“Chegada a este ponto, irão matar-me também? A minha relação com a morte é da mesma ordem da que o equilibrista mantém com ela: ambos praticamos uma actividade perigosa, avaliamos os riscos, mas o nosso amor pela perfeição vence invariavelmente o medo. Amo apaixonadamente a vida, não tenho medo de morrer. Tudo aquilo que construo na Colômbia é também para ter o prazer de aí envelhecer. Para ter o direito de aí viver, sem temer pela sorte daqueles que amo.”
É com estas palavras inquietantes e envolventes que Ingrid Betancourt Pulecio termina o livro “Com raiva no coração”, dedicado aos seus dois filhos, Mélanie e Lorenzo.
Trata-se de um relato apressado e detalhado das circunstâncias que justificam a luta de Ingrid, denotando, em cada passagem, que, quando o escreveu, estava consciente da importância de divulgar o seu testemunho antes de ser calada: “escrevo, obcecada pela necessidade de avançar, de salvar o que ainda pode ser salvo de verdade”, registou ela.

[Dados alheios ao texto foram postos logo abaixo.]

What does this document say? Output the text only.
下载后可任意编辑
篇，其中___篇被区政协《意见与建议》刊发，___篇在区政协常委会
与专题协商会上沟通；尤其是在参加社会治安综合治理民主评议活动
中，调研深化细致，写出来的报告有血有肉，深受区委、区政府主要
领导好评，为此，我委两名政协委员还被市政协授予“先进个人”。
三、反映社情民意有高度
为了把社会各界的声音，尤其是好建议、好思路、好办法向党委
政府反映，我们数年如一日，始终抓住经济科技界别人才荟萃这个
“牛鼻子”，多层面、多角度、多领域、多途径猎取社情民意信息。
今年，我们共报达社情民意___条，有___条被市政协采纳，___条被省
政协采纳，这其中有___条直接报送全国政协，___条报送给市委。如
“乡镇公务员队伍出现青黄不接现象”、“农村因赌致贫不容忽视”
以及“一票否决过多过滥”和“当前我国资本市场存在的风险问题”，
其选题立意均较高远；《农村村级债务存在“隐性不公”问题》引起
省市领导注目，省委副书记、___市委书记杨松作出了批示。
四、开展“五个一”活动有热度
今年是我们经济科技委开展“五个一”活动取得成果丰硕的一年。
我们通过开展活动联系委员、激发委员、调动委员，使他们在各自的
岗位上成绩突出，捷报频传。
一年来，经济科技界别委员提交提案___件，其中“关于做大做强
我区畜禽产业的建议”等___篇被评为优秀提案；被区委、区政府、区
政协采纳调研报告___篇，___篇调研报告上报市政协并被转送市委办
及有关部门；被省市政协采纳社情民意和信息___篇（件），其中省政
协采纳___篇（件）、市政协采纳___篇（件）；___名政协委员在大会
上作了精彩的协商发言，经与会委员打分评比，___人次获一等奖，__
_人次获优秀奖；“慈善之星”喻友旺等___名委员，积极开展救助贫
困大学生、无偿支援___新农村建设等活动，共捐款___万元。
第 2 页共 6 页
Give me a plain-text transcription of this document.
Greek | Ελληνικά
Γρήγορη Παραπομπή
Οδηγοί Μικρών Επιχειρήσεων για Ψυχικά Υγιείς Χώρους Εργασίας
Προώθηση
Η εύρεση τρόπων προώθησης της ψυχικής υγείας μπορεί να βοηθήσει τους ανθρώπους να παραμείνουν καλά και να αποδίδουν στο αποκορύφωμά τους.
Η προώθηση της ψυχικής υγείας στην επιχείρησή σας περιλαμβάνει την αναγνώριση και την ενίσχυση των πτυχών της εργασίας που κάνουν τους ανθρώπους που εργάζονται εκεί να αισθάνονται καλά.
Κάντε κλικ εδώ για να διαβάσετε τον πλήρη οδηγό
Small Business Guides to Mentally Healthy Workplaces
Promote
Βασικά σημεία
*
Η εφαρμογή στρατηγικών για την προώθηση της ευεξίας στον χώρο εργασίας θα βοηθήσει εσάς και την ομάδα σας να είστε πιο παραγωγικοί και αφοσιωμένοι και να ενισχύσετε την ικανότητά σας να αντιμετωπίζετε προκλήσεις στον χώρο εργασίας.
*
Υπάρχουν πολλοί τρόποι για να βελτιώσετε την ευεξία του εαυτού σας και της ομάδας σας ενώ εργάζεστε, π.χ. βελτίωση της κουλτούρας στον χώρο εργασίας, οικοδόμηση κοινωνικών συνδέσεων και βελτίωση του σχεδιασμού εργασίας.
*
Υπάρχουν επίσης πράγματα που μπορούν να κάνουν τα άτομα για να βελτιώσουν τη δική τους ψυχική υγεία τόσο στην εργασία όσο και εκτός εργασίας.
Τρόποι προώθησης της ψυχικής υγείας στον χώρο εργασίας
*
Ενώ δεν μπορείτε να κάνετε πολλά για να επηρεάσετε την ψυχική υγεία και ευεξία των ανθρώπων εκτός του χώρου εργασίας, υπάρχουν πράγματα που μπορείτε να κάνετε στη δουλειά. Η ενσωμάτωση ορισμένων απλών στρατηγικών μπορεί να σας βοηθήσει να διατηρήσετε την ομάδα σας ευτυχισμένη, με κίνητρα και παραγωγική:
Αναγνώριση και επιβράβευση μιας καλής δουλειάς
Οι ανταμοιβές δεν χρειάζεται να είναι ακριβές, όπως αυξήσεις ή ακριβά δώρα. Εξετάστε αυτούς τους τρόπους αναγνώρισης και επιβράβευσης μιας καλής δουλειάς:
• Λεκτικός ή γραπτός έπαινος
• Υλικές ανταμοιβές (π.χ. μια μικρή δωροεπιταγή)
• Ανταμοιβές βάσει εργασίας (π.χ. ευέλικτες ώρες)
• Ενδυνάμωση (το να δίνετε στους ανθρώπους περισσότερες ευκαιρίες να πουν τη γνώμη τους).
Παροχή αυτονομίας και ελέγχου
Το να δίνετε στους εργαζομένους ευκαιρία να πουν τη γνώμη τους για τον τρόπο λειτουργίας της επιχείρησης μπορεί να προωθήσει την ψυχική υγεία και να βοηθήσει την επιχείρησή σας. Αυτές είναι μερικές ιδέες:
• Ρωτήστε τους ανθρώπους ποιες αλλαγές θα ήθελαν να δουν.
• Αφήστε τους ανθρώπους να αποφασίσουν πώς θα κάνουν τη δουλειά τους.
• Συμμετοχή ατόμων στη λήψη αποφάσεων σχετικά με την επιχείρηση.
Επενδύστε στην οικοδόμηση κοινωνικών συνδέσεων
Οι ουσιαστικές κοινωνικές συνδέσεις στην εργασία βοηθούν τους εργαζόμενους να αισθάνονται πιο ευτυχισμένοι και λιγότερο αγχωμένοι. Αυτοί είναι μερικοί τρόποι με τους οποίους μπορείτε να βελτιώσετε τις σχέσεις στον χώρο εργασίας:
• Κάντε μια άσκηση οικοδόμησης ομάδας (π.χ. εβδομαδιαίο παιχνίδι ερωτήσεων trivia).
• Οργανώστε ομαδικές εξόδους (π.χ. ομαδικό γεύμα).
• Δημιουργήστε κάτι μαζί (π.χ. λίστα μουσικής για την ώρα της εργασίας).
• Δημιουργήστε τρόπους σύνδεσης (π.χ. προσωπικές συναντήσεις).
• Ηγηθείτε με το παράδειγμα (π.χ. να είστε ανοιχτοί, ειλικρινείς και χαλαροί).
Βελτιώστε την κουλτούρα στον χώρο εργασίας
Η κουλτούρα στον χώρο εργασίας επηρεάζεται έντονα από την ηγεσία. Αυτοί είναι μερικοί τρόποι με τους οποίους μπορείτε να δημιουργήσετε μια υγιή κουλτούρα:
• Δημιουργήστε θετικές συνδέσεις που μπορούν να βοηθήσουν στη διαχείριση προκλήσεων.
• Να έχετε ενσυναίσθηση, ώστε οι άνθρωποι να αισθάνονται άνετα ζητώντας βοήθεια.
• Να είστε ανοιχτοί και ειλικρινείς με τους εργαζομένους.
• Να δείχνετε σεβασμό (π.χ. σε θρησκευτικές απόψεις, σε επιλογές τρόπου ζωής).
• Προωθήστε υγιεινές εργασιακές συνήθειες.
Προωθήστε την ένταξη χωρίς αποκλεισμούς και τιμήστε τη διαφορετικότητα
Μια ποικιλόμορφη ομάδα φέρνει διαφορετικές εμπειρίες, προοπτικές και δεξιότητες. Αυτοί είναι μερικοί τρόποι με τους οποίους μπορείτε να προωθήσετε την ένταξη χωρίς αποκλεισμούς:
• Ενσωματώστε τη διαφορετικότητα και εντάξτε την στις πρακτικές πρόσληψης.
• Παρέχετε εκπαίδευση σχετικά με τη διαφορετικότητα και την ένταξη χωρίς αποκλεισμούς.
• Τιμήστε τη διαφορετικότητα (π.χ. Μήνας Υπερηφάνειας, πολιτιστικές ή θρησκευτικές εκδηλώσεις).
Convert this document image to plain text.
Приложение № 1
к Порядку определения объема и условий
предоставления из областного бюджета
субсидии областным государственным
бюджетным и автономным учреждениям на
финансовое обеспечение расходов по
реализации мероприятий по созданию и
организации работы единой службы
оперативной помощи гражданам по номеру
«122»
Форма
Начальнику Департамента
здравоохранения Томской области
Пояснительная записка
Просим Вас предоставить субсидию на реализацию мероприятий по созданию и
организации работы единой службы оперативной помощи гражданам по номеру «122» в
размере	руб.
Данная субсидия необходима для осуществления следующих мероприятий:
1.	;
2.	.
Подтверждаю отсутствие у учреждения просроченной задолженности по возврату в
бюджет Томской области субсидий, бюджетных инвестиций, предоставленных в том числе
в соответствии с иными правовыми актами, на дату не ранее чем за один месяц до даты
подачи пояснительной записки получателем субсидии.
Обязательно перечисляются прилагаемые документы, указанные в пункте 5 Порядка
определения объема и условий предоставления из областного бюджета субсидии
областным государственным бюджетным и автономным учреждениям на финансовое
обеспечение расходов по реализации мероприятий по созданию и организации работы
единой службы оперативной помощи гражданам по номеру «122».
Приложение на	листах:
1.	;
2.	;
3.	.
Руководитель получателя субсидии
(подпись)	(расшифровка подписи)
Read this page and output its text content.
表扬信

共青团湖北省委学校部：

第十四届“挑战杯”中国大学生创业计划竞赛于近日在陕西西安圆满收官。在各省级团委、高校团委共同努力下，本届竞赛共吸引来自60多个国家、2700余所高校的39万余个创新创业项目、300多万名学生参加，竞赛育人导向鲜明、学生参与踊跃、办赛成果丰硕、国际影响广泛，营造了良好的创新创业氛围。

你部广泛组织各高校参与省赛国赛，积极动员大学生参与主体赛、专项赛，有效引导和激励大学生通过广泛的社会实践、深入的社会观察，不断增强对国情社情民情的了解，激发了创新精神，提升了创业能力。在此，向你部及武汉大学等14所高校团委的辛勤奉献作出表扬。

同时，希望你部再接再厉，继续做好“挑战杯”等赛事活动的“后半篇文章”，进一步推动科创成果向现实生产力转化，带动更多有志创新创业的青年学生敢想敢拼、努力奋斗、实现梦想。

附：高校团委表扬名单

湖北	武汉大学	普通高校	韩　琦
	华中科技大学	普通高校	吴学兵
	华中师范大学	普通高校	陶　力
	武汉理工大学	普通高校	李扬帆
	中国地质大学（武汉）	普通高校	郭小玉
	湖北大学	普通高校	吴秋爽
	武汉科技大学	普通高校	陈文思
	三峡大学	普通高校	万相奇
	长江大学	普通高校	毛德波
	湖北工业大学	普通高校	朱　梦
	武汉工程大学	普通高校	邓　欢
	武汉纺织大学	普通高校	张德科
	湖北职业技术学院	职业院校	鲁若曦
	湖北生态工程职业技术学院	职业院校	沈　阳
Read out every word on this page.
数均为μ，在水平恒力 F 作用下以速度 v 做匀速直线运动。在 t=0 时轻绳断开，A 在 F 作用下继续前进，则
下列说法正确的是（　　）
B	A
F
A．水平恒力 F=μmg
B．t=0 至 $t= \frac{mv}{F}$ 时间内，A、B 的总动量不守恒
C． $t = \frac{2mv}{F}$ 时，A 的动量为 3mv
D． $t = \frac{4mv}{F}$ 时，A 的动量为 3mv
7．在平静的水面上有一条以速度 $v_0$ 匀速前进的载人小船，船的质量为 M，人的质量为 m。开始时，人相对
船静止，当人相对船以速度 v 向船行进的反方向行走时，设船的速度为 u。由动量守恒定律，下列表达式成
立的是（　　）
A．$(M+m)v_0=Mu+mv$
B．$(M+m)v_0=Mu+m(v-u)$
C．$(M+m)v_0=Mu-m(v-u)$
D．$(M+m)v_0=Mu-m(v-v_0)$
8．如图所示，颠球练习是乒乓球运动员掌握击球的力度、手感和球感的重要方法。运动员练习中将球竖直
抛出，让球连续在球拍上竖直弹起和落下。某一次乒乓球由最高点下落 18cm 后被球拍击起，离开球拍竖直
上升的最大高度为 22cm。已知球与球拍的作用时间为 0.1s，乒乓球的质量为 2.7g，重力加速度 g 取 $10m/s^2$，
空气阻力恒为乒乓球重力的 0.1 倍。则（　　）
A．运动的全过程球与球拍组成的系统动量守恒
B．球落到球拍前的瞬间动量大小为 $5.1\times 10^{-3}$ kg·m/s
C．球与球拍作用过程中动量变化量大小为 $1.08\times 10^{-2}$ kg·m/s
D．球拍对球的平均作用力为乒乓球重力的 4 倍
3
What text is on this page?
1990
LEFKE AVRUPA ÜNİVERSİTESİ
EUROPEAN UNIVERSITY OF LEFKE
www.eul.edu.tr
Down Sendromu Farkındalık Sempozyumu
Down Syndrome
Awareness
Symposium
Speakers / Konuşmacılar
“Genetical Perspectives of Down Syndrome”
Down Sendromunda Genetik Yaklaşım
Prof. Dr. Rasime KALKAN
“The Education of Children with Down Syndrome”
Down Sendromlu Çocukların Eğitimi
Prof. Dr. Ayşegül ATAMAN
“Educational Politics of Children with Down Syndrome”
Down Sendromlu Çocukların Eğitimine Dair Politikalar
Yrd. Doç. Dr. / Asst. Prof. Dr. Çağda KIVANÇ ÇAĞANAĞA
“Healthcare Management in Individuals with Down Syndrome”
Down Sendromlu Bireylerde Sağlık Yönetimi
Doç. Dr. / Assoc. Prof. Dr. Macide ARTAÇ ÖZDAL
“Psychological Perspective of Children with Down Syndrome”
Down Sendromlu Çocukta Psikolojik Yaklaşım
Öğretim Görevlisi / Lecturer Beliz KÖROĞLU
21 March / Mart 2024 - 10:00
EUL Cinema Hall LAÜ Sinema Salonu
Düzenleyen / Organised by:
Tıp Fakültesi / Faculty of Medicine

E, mais adiante: “Tenho presente uma conferência de Hélène Carrère d’Encausse no Instituto de Ciências Políticas, em que ela explicava de forma pungente o modo como os regimes totalitários reescreviam a História. A amnésia colectiva feita «à medida». Isso horroriza-me mais que tudo (…). Nesses momentos sombrios, tão carregados de ameaças, penso que, se me resta ainda uma batalha a travar antes que me matem, se chegarem a matar-me, é sem dúvida esta: impedir essa manipulação, essa última humilhação.”
A urgência tinha sentido: pouco tempo depois de o livro ter sido publicado em França, Ingrid foi sequestrada por um movimento guerrilheiro, quando fazia campanha eleitoral, na qualidade de candidata à presidência da república da Colômbia. Passaram-se seis anos.
No passado mês de Fevereiro, os sequestradores divulgaram uma imagem dela, desde há muito aguardada, como “prova de vida” e que aqui reproduzo. Ingrid surge talvez acorrentada por um pulso, de olhar propositadamente, julgo eu, desviado de quem fixou e fixa essa imagem. Onde muitos vêem tristeza, sofrimento e desânimo, eu vejo, antes de tudo, a determinação que transmite no livro. Uma determinação lúcida, feita de fragilidade e de força de quem sabe que o preço de ideais elevados é também elevado, mas que sem eles a vida não tem grande sentido. Por isso, ainda que a tristeza, o sofrimento, o desânimo e outros sentimentos como a saudade, o ódio e o medo, a acompanhem na reclusão, o seu carácter, mantêm-se inalterado.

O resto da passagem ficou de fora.